Google Summer of Code 2021 is implementing git credentials binding for sh, bat, and powershell .
Git credentials binding is one of the most requested features for Jenkins Pipeline (see jira:JENKINS-28335[]).
The project involves extending the Credentials Binding Plugin to create custom bindings for two types of credentials essential to establish a remote connection with a git repository
Username/Password
SSH Private Key
Why use git credentials binding?
Many operations in a Jenkins Pipeline or Freestyle job can benefit from authenticated access to git repositories.
Authenticated access to a git repository allows a Jenkins job to
apply a tag and push the tag
merge a commit and push the merge
update submodules from private repositories
retrieve large files with git LFS
The git credentials username / password binding included in git plugin 4.8.0 allows Pipeline and Freestyle jobs to use command line git from sh, bat, and powershell for authenticated access to git repositories.
How to use git credentials binding?
The binding is accessible using the withCredentials Pipeline step.
It requires two parameters:
credentialsId
Reference id provided by creating a Username/Password type credential in the Jenkins configuration. To understand how to configure credentials in a Jenkins environment: Using Credentials
gitToolName
Name of the git installation in the machine running the Jenkins instance
(Check Global Tool Configuration section in Jenkins UI)

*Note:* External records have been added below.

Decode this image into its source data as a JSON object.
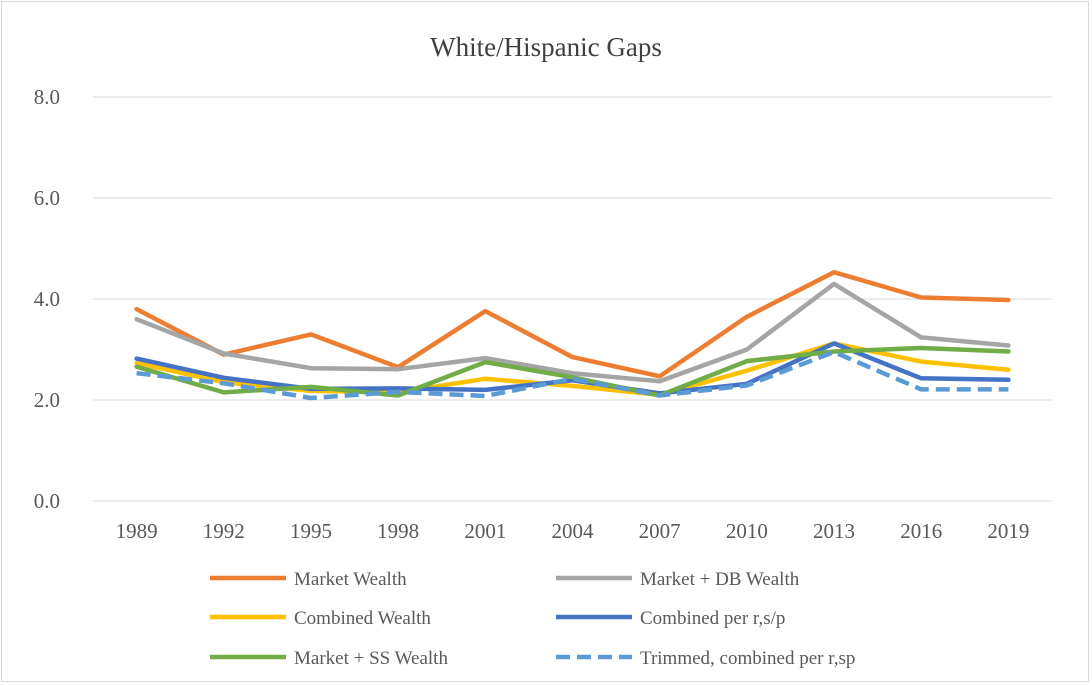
{
  "chart_data": {
    "type": "line",
    "title": "White/Hispanic Gaps",
    "xlabel": "",
    "ylabel": "",
    "categories": [
      "1989",
      "1992",
      "1995",
      "1998",
      "2001",
      "2004",
      "2007",
      "2010",
      "2013",
      "2016",
      "2019"
    ],
    "ylim": [
      0,
      8
    ],
    "yticks": [
      "0.0",
      "2.0",
      "4.0",
      "6.0",
      "8.0"
    ],
    "grid": true,
    "legend_position": "bottom",
    "series": [
      {
        "name": "Market Wealth",
        "color": "#ED7D31",
        "dash": false,
        "values": [
          3.8,
          2.9,
          3.3,
          2.65,
          3.76,
          2.85,
          2.47,
          3.65,
          4.53,
          4.03,
          3.98
        ]
      },
      {
        "name": "Market + DB Wealth",
        "color": "#A5A5A5",
        "dash": false,
        "values": [
          3.6,
          2.92,
          2.63,
          2.61,
          2.83,
          2.53,
          2.37,
          3.0,
          4.3,
          3.24,
          3.08
        ]
      },
      {
        "name": "Combined Wealth",
        "color": "#FFC000",
        "dash": false,
        "values": [
          2.73,
          2.35,
          2.18,
          2.15,
          2.42,
          2.28,
          2.1,
          2.58,
          3.12,
          2.76,
          2.6
        ]
      },
      {
        "name": "Combined per r,s/p",
        "color": "#4472C4",
        "dash": false,
        "values": [
          2.82,
          2.44,
          2.22,
          2.23,
          2.2,
          2.39,
          2.13,
          2.32,
          3.12,
          2.43,
          2.4
        ]
      },
      {
        "name": "Market + SS Wealth",
        "color": "#70AD47",
        "dash": false,
        "values": [
          2.66,
          2.15,
          2.26,
          2.09,
          2.75,
          2.45,
          2.09,
          2.77,
          2.96,
          3.03,
          2.96
        ]
      },
      {
        "name": "Trimmed, combined per r,sp",
        "color": "#5B9BD5",
        "dash": true,
        "values": [
          2.53,
          2.33,
          2.04,
          2.16,
          2.08,
          2.42,
          2.09,
          2.29,
          2.95,
          2.21,
          2.21
        ]
      }
    ]
  }
}
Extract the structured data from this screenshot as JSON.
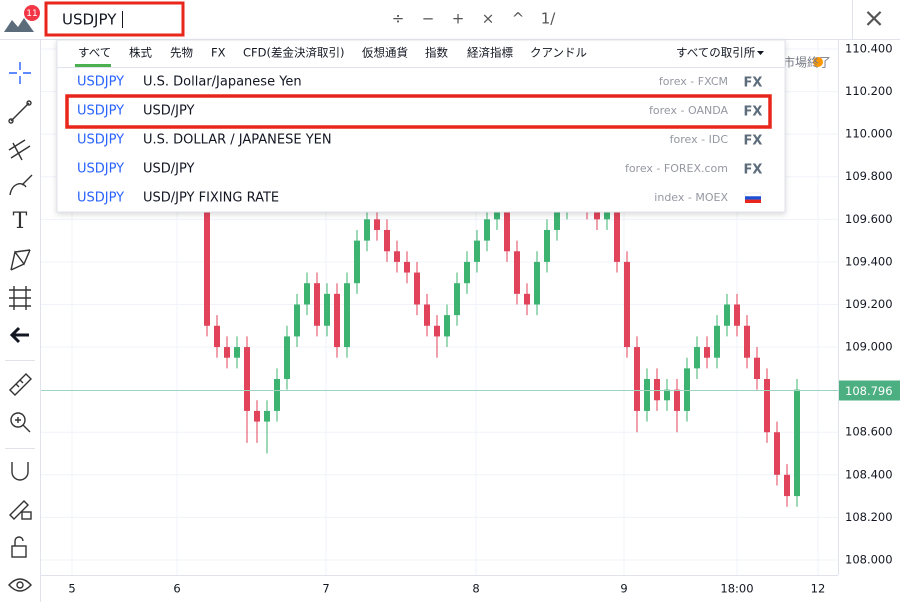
{
  "header": {
    "notification_count": "11",
    "search": "USDJPY",
    "tools": [
      "÷",
      "−",
      "+",
      "×",
      "^",
      "1/"
    ],
    "close": "×"
  },
  "filters": {
    "tabs": [
      "すべて",
      "株式",
      "先物",
      "FX",
      "CFD(差金決済取引)",
      "仮想通貨",
      "指数",
      "経済指標",
      "クアンドル"
    ],
    "exchange": "すべての取引所"
  },
  "results": [
    {
      "symbol": "USDJPY",
      "description": "U.S. Dollar/Japanese Yen",
      "exchange": "forex - FXCM",
      "type": "FX"
    },
    {
      "symbol": "USDJPY",
      "description": "USD/JPY",
      "exchange": "forex - OANDA",
      "type": "FX"
    },
    {
      "symbol": "USDJPY",
      "description": "U.S. DOLLAR / JAPANESE YEN",
      "exchange": "forex - IDC",
      "type": "FX"
    },
    {
      "symbol": "USDJPY",
      "description": "USD/JPY",
      "exchange": "forex - FOREX.com",
      "type": "FX"
    },
    {
      "symbol": "USDJPY",
      "description": "USD/JPY FIXING RATE",
      "exchange": "index - MOEX"
    }
  ],
  "chart": {
    "market_status": "市場終了",
    "price_ticks": [
      {
        "value": 110.4,
        "label": "110.400"
      },
      {
        "value": 110.2,
        "label": "110.200"
      },
      {
        "value": 110,
        "label": "110.000"
      },
      {
        "value": 109.8,
        "label": "109.800"
      },
      {
        "value": 109.6,
        "label": "109.600"
      },
      {
        "value": 109.4,
        "label": "109.400"
      },
      {
        "value": 109.2,
        "label": "109.200"
      },
      {
        "value": 109,
        "label": "109.000"
      },
      {
        "value": 108.6,
        "label": "108.600"
      },
      {
        "value": 108.4,
        "label": "108.400"
      },
      {
        "value": 108.2,
        "label": "108.200"
      },
      {
        "value": 108,
        "label": "108.000"
      }
    ],
    "last_price": 108.796,
    "time_ticks": [
      "5",
      "6",
      "7",
      "8",
      "9",
      "18:00",
      "12"
    ],
    "candles": [
      [
        109.7,
        109.75,
        109.05,
        109.1
      ],
      [
        109.1,
        109.15,
        108.95,
        109.0
      ],
      [
        109.0,
        109.05,
        108.9,
        108.95
      ],
      [
        108.95,
        109.05,
        108.9,
        109.0
      ],
      [
        109.0,
        109.05,
        108.55,
        108.7
      ],
      [
        108.7,
        108.75,
        108.55,
        108.65
      ],
      [
        108.65,
        108.75,
        108.5,
        108.7
      ],
      [
        108.7,
        108.9,
        108.65,
        108.85
      ],
      [
        108.85,
        109.1,
        108.8,
        109.05
      ],
      [
        109.05,
        109.25,
        109.0,
        109.2
      ],
      [
        109.2,
        109.35,
        109.15,
        109.3
      ],
      [
        109.3,
        109.35,
        109.05,
        109.1
      ],
      [
        109.1,
        109.3,
        109.05,
        109.25
      ],
      [
        109.25,
        109.3,
        108.95,
        109.0
      ],
      [
        109.0,
        109.35,
        108.95,
        109.3
      ],
      [
        109.3,
        109.55,
        109.25,
        109.5
      ],
      [
        109.5,
        109.65,
        109.45,
        109.6
      ],
      [
        109.6,
        109.65,
        109.5,
        109.55
      ],
      [
        109.55,
        109.6,
        109.4,
        109.45
      ],
      [
        109.45,
        109.5,
        109.35,
        109.4
      ],
      [
        109.4,
        109.45,
        109.3,
        109.35
      ],
      [
        109.35,
        109.4,
        109.15,
        109.2
      ],
      [
        109.2,
        109.25,
        109.05,
        109.1
      ],
      [
        109.1,
        109.15,
        108.95,
        109.05
      ],
      [
        109.05,
        109.2,
        109.0,
        109.15
      ],
      [
        109.15,
        109.35,
        109.1,
        109.3
      ],
      [
        109.3,
        109.45,
        109.25,
        109.4
      ],
      [
        109.4,
        109.55,
        109.35,
        109.5
      ],
      [
        109.5,
        109.65,
        109.45,
        109.6
      ],
      [
        109.6,
        109.75,
        109.55,
        109.7
      ],
      [
        109.7,
        109.75,
        109.4,
        109.45
      ],
      [
        109.45,
        109.5,
        109.2,
        109.25
      ],
      [
        109.25,
        109.3,
        109.15,
        109.2
      ],
      [
        109.2,
        109.45,
        109.15,
        109.4
      ],
      [
        109.4,
        109.6,
        109.35,
        109.55
      ],
      [
        109.55,
        109.7,
        109.5,
        109.65
      ],
      [
        109.65,
        109.8,
        109.6,
        109.75
      ],
      [
        109.75,
        109.8,
        109.65,
        109.7
      ],
      [
        109.7,
        109.75,
        109.6,
        109.65
      ],
      [
        109.65,
        109.7,
        109.55,
        109.6
      ],
      [
        109.6,
        109.75,
        109.55,
        109.7
      ],
      [
        109.7,
        109.75,
        109.35,
        109.4
      ],
      [
        109.4,
        109.45,
        108.95,
        109.0
      ],
      [
        109.0,
        109.05,
        108.6,
        108.7
      ],
      [
        108.7,
        108.9,
        108.65,
        108.85
      ],
      [
        108.85,
        108.9,
        108.7,
        108.75
      ],
      [
        108.75,
        108.85,
        108.7,
        108.8
      ],
      [
        108.8,
        108.85,
        108.6,
        108.7
      ],
      [
        108.7,
        108.95,
        108.65,
        108.9
      ],
      [
        108.9,
        109.05,
        108.85,
        109.0
      ],
      [
        109.0,
        109.05,
        108.9,
        108.95
      ],
      [
        108.95,
        109.15,
        108.9,
        109.1
      ],
      [
        109.1,
        109.25,
        109.05,
        109.2
      ],
      [
        109.2,
        109.25,
        109.05,
        109.1
      ],
      [
        109.1,
        109.15,
        108.9,
        108.95
      ],
      [
        108.95,
        109.0,
        108.8,
        108.85
      ],
      [
        108.85,
        108.9,
        108.55,
        108.6
      ],
      [
        108.6,
        108.65,
        108.35,
        108.4
      ],
      [
        108.4,
        108.45,
        108.25,
        108.3
      ],
      [
        108.3,
        108.85,
        108.25,
        108.8
      ]
    ]
  }
}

Note: In case a user is not aware of the git tool installation of the particular machine, the default git installation will be chosen.
Examples
The withCredentials wrapper allows declarative and scripted Pipeline jobs to perform authenticated command line git operations with sh , bat , and powershell tasks.
Shell example
withCredentials([gitUsernamePassword(credentialsId: 'my-credentials-id', gitToolName: 'git-tool')]) {
sh 'git fetch --all'
}
Batch example
withCredentials([gitUsernamePassword(credentialsId: 'my-credentials-id', gitToolName: 'git-tool')]) {
bat 'git submodule update --init --recursive'
}
Powershell example
withCredentials([gitUsernamePassword(credentialsId: 'my-credentials-id', gitToolName: 'git-tool')]) {
powershell 'git push'
}
The Pipeline Syntax Snippet Generator is a good way to explore the syntax of the withCredentials step and the git username / password credentials binding.
Limitations
The git credentials username / password binding has been tested on command line git versions 1.8.3 through 2.32.0.
It has been tested on CentOS 7, CentOS 8, Debian 9, Debian 10, FreeBSD 12, OpenBSD 6.9, openSUSE 15.2, Ubuntu 18.04, Ubuntu 20.04, Ubuntu 21.04, and Windows 10.
Processor testing has included amd64, arm32, arm64, and s390x.
The binding does not support private key credentials.
The binding is not supported on command line git versions prior to 1.8.3.
What’s next?
Private key credentials support is coming soon.